Dans un livre tout récent, M. Edmond Théry répond à de telles questions et, suivant sa coutume, il ne formule la réponse qu’après avoir procédé à une de ces enquêtes lucides et pénétrantes dont le mécanisme est son secret. Je suis toujours charmé quand on me parle de la Grèce sans mentionner Périclès. Qu’on sous-entende perpétuellement l’auguste passé, c’est normal ; il serait trop sot de jamais le négliger. Mais, pour Dieu ! que l’ombre de sa poussière ne fasse pas oublier le présent si plein de vie et de force. La Grèce qui se dégage des chiffres habilement groupés et analysés par M. Théry est aussi vivante que peut le souhaiter mon philhellénisme ; mais elle n’est pas aussi riche qu’elle devrait l’être, même en tenant compte de la mévente du raisin sec ou des prodigalités de feu M. Tricoupis.

Le contrôle ne semble pas susceptible d’y remédier ; il a accompli son œuvre. Pour le service des emprunts contrôlés (ceux des Monopoles et du Funding, les 5 pour 100 1881, 1884 et 1890 et le 4 pour 100 1889) il a pris, on doit l’avouer, ce qu’il y avait de meilleur, à savoir : les recettes du sel, du pétrole, des allumettes, des cartes à jouer, de l’émeri de Naxos aussi bien que celles des douanes du Pirée, des tabacs et des timbres ; mais il a introduit dans l’utilisation de tout cela un ordre rigoureux, de bonnes méthodes ; la Grèce, de son côté, y porte sa sagesse et sa bonne volonté. Ainsi se refait peu à peu le crédit dont elle a grand besoin.

Entre temps, toutefois, il faut qu’elle vive et le mieux possible, puisqu’il en est des nations comme des individus : on ne prête qu’aux riches. Sait-elle tirer bon parti de ce qui est laissé entre ses mains, de ce que le contrôle n’atteint pas ?… On dirait que le gouvernement hellène s’abandonne quelque peu en présence de la minuscule augmentation accusée par les impôts directs. C’est entendu : l’impopularité de ces taxes est extrême ; le long atavisme des dîmes en nature bataille vigoureusement dans l’âme paysanne contre la conception moderne de la contribution fixe.
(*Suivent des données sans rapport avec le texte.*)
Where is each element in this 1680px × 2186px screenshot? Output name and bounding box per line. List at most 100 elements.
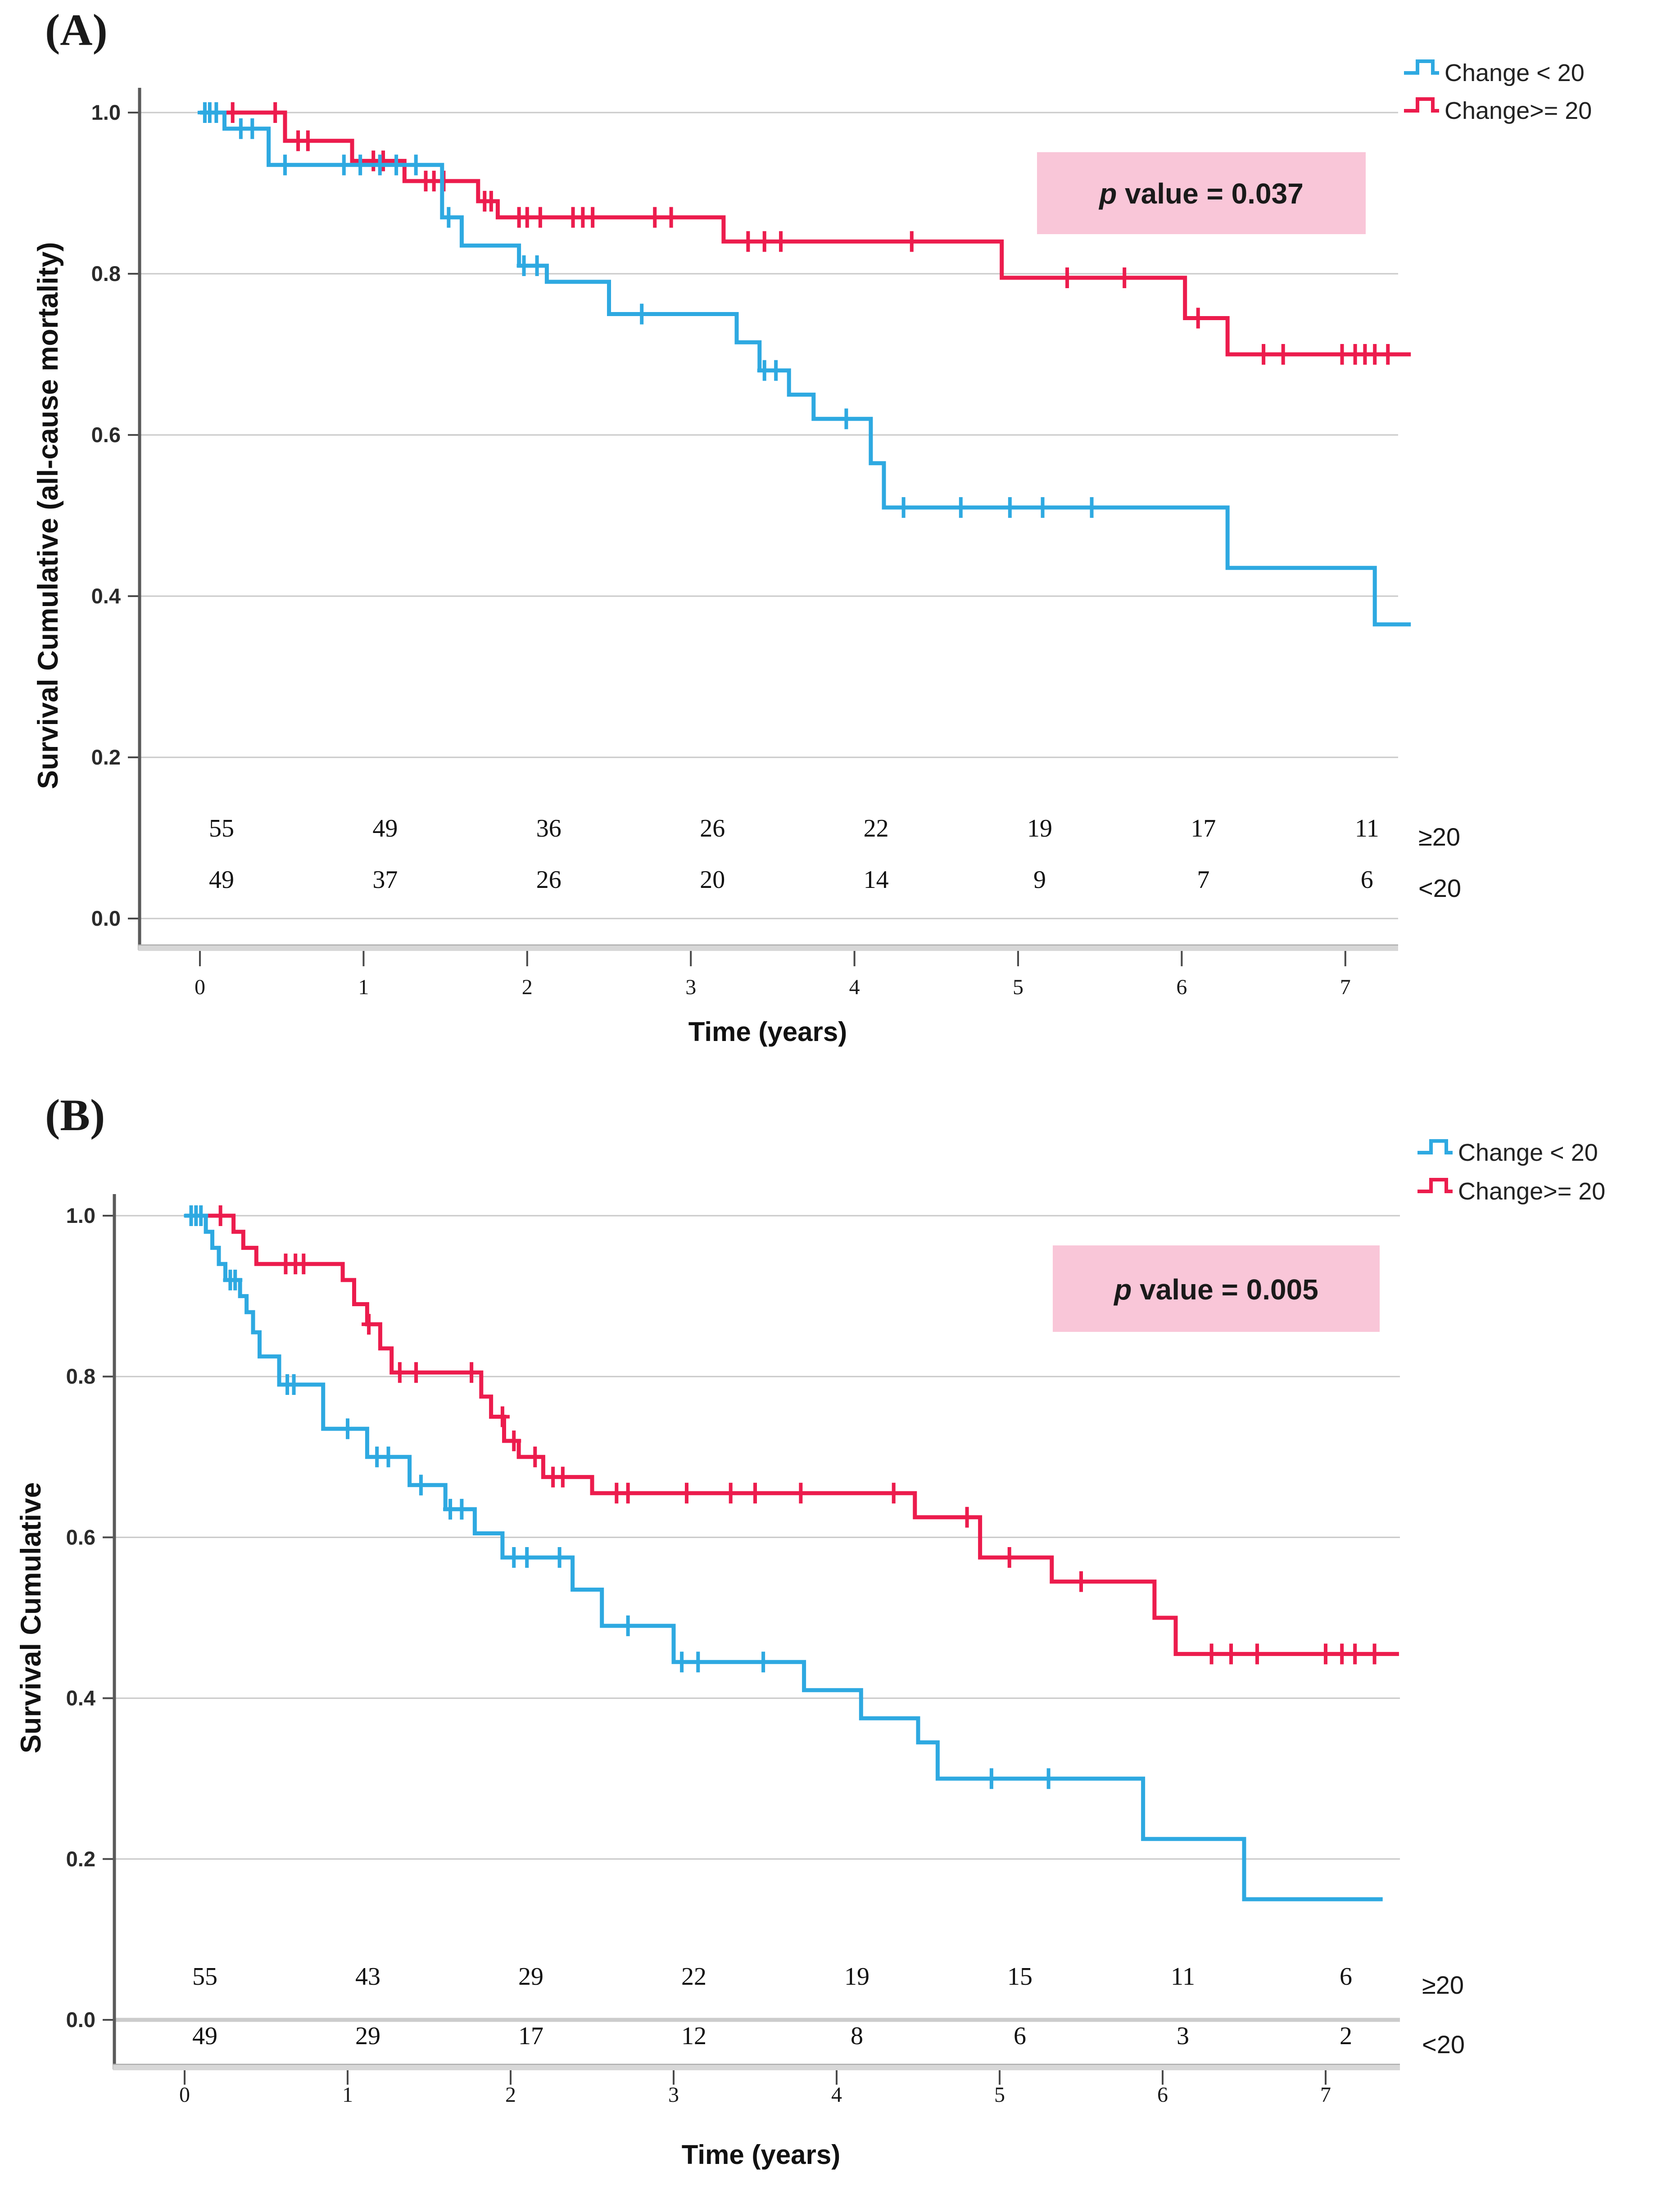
at-risk-value: 29 bbox=[355, 2022, 380, 2050]
legend-panel-b: Change < 20 Change>= 20 bbox=[1417, 1139, 1605, 1205]
x-tick-label: 2 bbox=[505, 2083, 516, 2107]
x-tick-label: 1 bbox=[342, 2083, 353, 2107]
at-risk-value: 37 bbox=[372, 866, 398, 894]
at-risk-value: 20 bbox=[700, 866, 725, 894]
x-tick-label: 2 bbox=[522, 975, 533, 999]
legend-swatch-change-lt20-icon bbox=[1404, 59, 1439, 75]
y-axis-a: 1.0 0.8 0.6 0.4 0.2 0.0 bbox=[91, 88, 141, 950]
x-tick-label: 6 bbox=[1157, 2083, 1168, 2107]
at-risk-value: 7 bbox=[1197, 866, 1209, 894]
x-axis-title-b: Time (years) bbox=[682, 2140, 840, 2170]
y-tick-label: 1.0 bbox=[91, 100, 121, 124]
y-tick-label: 0.0 bbox=[91, 906, 121, 930]
x-tick-label: 4 bbox=[849, 975, 860, 999]
at-risk-value: 11 bbox=[1355, 815, 1379, 842]
panel-b: (B) Change < 20 Change>= 20 p value = 0.… bbox=[15, 1094, 1605, 2170]
at-risk-value: 6 bbox=[1014, 2022, 1026, 2050]
x-tick-label: 1 bbox=[358, 975, 369, 999]
x-axis-a: 0 1 2 3 4 5 6 7 bbox=[138, 944, 1398, 999]
at-risk-value: 11 bbox=[1171, 1963, 1195, 1991]
axis-band bbox=[138, 946, 1398, 951]
y-tick-label: 0.0 bbox=[66, 2008, 95, 2032]
survival-curves-a bbox=[197, 102, 1411, 627]
x-tick-label: 3 bbox=[685, 975, 696, 999]
legend-panel-a: Change < 20 Change>= 20 bbox=[1404, 59, 1592, 124]
y-tick-label: 0.8 bbox=[66, 1364, 95, 1388]
y-tick-label: 0.2 bbox=[91, 745, 121, 769]
at-risk-value: 26 bbox=[700, 815, 725, 842]
at-risk-value: 2 bbox=[1340, 2022, 1352, 2050]
at-risk-value: 6 bbox=[1361, 866, 1373, 894]
at-risk-value: 55 bbox=[209, 815, 234, 842]
risk-label-ge20-b: ≥20 bbox=[1422, 1971, 1464, 1999]
risk-label-ge20-a: ≥20 bbox=[1418, 823, 1460, 851]
at-risk-value: 9 bbox=[1033, 866, 1046, 894]
at-risk-value: 19 bbox=[844, 1963, 869, 1991]
axis-band bbox=[113, 2065, 1400, 2070]
y-tick-label: 0.6 bbox=[66, 1525, 95, 1549]
legend-label-change-lt20: Change < 20 bbox=[1445, 59, 1585, 86]
x-tick-label: 4 bbox=[831, 2083, 842, 2107]
y-tick-label: 0.4 bbox=[91, 584, 121, 608]
km-curve bbox=[200, 110, 1411, 627]
at-risk-value: 36 bbox=[536, 815, 562, 842]
at-risk-value: 43 bbox=[355, 1963, 380, 1991]
km-curve bbox=[200, 110, 1411, 357]
at-risk-value: 49 bbox=[372, 815, 398, 842]
at-risk-value: 22 bbox=[864, 815, 889, 842]
y-axis-b: 1.0 0.8 0.6 0.4 0.2 0.0 bbox=[66, 1194, 116, 2069]
y-axis-title-b: Survival Cumulative bbox=[15, 1482, 47, 1753]
at-risk-value: 14 bbox=[864, 866, 889, 894]
at-risk-value: 29 bbox=[518, 1963, 543, 1991]
x-axis-b: 0 1 2 3 4 5 6 7 bbox=[113, 2064, 1400, 2107]
x-tick-label: 7 bbox=[1340, 975, 1351, 999]
panel-b-label: (B) bbox=[45, 1094, 105, 1140]
at-risk-table-b: 55 43 29 22 19 15 11 6 49 29 17 12 8 6 3 2 bbox=[192, 1963, 1352, 2050]
y-tick-label: 0.8 bbox=[91, 262, 121, 285]
at-risk-table-a: 55 49 36 26 22 19 17 11 49 37 26 20 14 9 7 6 bbox=[209, 815, 1379, 894]
gridlines-b bbox=[115, 1215, 1400, 2022]
x-tick-label: 0 bbox=[179, 2083, 190, 2107]
at-risk-value: 15 bbox=[1007, 1963, 1032, 1991]
survival-curves-b bbox=[184, 1205, 1399, 1901]
legend-label-change-lt20: Change < 20 bbox=[1458, 1139, 1598, 1166]
at-risk-value: 49 bbox=[209, 866, 234, 894]
at-risk-value: 17 bbox=[1191, 815, 1216, 842]
at-risk-value: 8 bbox=[851, 2022, 863, 2050]
panel-a-label: (A) bbox=[45, 5, 108, 55]
at-risk-value: 26 bbox=[536, 866, 562, 894]
p-value-box-a: p value = 0.037 bbox=[1037, 152, 1366, 234]
legend-label-change-ge20: Change>= 20 bbox=[1458, 1178, 1605, 1205]
risk-label-lt20-a: <20 bbox=[1418, 874, 1461, 902]
at-risk-value: 49 bbox=[192, 2022, 217, 2050]
x-axis-title-a: Time (years) bbox=[688, 1017, 847, 1047]
p-value-text-b: p value = 0.005 bbox=[1113, 1273, 1318, 1306]
legend-label-change-ge20: Change>= 20 bbox=[1445, 97, 1592, 124]
at-risk-value: 19 bbox=[1027, 815, 1052, 842]
x-tick-label: 3 bbox=[668, 2083, 679, 2107]
legend-swatch-change-lt20-icon bbox=[1417, 1139, 1453, 1154]
y-tick-label: 1.0 bbox=[66, 1204, 95, 1227]
x-tick-label: 5 bbox=[1013, 975, 1023, 999]
at-risk-value: 12 bbox=[681, 2022, 706, 2050]
at-risk-value: 22 bbox=[681, 1963, 706, 1991]
x-tick-label: 6 bbox=[1176, 975, 1187, 999]
y-axis-title-a: Survival Cumulative (all-cause mortality… bbox=[32, 242, 64, 789]
at-risk-value: 17 bbox=[518, 2022, 543, 2050]
at-risk-value: 55 bbox=[192, 1963, 217, 1991]
p-value-box-b: p value = 0.005 bbox=[1053, 1245, 1380, 1332]
legend-swatch-change-ge20-icon bbox=[1404, 97, 1439, 113]
p-value-text-a: p value = 0.037 bbox=[1098, 177, 1304, 210]
risk-label-lt20-b: <20 bbox=[1422, 2030, 1465, 2059]
x-tick-label: 5 bbox=[994, 2083, 1005, 2107]
at-risk-value: 3 bbox=[1177, 2022, 1189, 2050]
y-tick-label: 0.4 bbox=[66, 1686, 95, 1710]
legend-swatch-change-ge20-icon bbox=[1417, 1178, 1453, 1193]
x-tick-label: 0 bbox=[195, 975, 205, 999]
gridlines-a bbox=[140, 112, 1398, 919]
y-tick-label: 0.6 bbox=[91, 423, 121, 447]
panel-a: (A) Change < 20 Change>= 20 p value = 0.… bbox=[32, 5, 1592, 1047]
y-tick-label: 0.2 bbox=[66, 1847, 95, 1871]
x-tick-label: 7 bbox=[1320, 2083, 1331, 2107]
Et il retourne ses poches, ce pauvre gouvernement, et il étale ses comptes pour prouver qu’il ne peut pourtant pas économiser davantage. Cela va de soi. Ceux qui réclament des économies n’ont sans doute jamais jeté les yeux sur le budget grec. Ils ne verraient rien là qui pût décemment être rogné. Les dépenses militaires ? Pour la guerre et la marine réunies, la Grèce dépense moins que la Bulgarie pour son armée et pas beaucoup plus que la Serbie pour la sienne. L’instruction publique ? Malgré la modicité des traitements, les sommes inscrites au budget ne permettent d’entretenir que 4 316 instituteurs ; il en faudrait bien davantage. Les travaux publics ? Mais comment progresser sans construire des routes et des ponts ? Non, en vérité, les économies sont un vain mot lorsqu’il s’agit de la Grèce. Veuille M. Prudhomme s’en convaincre une bonne fois !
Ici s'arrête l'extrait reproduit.